Oklahoma Sen. James Lankford, a Republican who didn’t support the bill, said it was “far too early” for the Senate to sign off on the additional money, according to a report from the Hill. This is funny, considering his party went full-steam ahead on disenfranchising voters despite having no proof whatsoever that voter fraud is a widespread issue worthy of a response that makes it harder for poor people to vote.

Meanwhile, Lankford’s fellow Oklahoma Sen. James Inhofe—a member of the party which started a voter fraud commission that implored states to submit their elections data to the federal governmentsaid that the amendment would result in “the running and interfering with elections by the federal government.” Amazing.

“The integrity of our elections, which are the foundation of our democracy, should not be a partisan issue. It is unfortunate that the Senate has followed the same path as House Republicans in blocking the funding our states need to help upgrade their infrastructure and secure our elections. I fully intend to continue pursuing this issue in conference,” Leahy said in a statement following the vote.

In June, the Intercept reported on an email that was used by hackers impersonating a Florida-based voting e-vendor called VR Systems, who were allegedly working with Russian military intelligence, to hack a state elections official in North Carolina.

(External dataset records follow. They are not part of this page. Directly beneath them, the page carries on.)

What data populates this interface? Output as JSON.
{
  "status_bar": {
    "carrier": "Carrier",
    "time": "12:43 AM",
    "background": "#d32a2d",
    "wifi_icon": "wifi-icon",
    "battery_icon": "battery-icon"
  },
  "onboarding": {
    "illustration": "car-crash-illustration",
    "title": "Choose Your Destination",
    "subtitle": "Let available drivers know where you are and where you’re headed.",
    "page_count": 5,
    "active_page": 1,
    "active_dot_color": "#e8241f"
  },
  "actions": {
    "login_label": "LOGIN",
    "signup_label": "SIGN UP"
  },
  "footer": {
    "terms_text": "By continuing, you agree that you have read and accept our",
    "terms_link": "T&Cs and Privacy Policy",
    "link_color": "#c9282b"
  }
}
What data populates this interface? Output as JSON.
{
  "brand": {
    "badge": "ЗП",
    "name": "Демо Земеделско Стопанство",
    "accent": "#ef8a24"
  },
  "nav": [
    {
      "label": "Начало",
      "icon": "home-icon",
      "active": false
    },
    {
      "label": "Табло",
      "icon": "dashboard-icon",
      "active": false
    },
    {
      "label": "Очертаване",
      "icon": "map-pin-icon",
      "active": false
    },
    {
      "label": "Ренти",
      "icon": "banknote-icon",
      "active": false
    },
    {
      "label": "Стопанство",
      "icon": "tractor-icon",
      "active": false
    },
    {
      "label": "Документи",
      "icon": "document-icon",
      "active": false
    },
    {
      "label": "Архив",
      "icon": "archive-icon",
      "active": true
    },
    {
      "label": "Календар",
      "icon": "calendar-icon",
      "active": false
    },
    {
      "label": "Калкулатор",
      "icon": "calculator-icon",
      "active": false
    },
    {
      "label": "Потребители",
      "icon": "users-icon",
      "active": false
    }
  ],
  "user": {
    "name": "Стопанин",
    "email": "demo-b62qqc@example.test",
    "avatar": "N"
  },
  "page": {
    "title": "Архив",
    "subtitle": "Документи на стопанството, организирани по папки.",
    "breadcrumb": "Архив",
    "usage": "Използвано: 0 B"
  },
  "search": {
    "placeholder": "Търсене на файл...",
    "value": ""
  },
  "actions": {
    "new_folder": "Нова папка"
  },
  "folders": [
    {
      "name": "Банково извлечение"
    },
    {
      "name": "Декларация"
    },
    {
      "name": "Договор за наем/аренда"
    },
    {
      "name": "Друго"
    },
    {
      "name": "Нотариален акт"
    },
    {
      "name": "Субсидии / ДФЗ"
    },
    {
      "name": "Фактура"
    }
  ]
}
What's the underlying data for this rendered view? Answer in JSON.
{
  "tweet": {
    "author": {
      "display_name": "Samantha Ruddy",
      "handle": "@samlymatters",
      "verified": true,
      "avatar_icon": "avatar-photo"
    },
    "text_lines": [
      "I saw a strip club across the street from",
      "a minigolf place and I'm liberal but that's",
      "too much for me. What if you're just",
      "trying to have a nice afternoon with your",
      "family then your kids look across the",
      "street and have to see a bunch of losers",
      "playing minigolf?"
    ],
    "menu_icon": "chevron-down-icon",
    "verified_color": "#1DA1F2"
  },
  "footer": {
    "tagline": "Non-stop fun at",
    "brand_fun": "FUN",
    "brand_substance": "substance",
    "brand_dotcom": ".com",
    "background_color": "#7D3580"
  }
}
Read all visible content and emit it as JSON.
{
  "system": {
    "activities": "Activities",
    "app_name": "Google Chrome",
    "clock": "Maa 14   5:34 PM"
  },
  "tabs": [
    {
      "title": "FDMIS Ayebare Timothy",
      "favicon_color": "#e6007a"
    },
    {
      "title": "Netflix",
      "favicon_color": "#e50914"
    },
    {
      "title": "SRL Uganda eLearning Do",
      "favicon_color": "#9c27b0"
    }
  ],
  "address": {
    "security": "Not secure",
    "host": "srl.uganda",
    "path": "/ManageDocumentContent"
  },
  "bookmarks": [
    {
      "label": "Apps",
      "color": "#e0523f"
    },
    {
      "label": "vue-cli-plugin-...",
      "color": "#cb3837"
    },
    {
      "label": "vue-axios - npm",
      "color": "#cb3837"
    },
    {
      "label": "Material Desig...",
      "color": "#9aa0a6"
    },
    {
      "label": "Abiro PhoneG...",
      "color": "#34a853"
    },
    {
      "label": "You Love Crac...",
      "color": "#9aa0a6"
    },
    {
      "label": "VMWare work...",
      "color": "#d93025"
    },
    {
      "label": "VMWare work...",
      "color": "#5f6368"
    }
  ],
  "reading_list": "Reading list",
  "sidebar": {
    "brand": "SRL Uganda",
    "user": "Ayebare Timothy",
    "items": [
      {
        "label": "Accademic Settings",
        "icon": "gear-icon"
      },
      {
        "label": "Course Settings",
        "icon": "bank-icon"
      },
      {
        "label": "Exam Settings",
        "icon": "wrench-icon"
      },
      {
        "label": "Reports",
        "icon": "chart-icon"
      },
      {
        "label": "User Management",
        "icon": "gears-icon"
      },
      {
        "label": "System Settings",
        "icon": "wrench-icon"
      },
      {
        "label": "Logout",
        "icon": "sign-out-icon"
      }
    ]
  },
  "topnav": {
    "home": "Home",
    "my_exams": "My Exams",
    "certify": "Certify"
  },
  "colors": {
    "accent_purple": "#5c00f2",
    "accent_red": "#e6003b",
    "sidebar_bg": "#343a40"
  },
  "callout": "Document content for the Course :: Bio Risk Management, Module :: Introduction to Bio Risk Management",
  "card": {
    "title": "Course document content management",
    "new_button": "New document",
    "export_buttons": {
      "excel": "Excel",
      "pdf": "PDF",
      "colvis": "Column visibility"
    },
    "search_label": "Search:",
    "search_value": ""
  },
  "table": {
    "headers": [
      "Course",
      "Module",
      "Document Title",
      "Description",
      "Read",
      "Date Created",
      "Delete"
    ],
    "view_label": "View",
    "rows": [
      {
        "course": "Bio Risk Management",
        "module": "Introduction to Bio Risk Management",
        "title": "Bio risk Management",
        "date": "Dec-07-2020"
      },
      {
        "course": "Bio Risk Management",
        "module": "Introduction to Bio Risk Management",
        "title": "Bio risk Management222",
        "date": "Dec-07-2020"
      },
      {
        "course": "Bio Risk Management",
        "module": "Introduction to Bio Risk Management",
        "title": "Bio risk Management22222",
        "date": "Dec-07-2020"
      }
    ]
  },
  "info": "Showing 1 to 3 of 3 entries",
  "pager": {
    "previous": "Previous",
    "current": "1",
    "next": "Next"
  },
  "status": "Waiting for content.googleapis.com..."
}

And in last month’s indictment of 12 Russian intelligence officers from Russia’s Main Intelligence Directorate (formerly the GRU) who allegedly conducted “large-scale cyber operations” to interfere in the 2016 election, Special Counsel Robert Mueller alleged that two of the military officers indicted hacked the website of an unidentified state board of elections and “stole information related to approximately 500,000 voters,” and that they also sent out over a hundred emails (designed to look like that of an unnamed elections vendor) in a spearfishing attempt to hack elections officials in “numerous Florida counties.”

Incredibly, on the same day that this happened, Republican Sen. Richard Burr—the head of the Intelligence Committee—was arguing that the Senate does actually care about this issue. “Some feel that we as a society are sitting in a burning room, calmly drinking a cup of coffee, telling ourselves ‘This is fine.’ That’s not fine,” Burr said, bringing a sad and brutal end to what was once a pretty decent meme.

Burr, by the way, reportedly decided not to vote on the election security bill. So, I guess things are fine after all.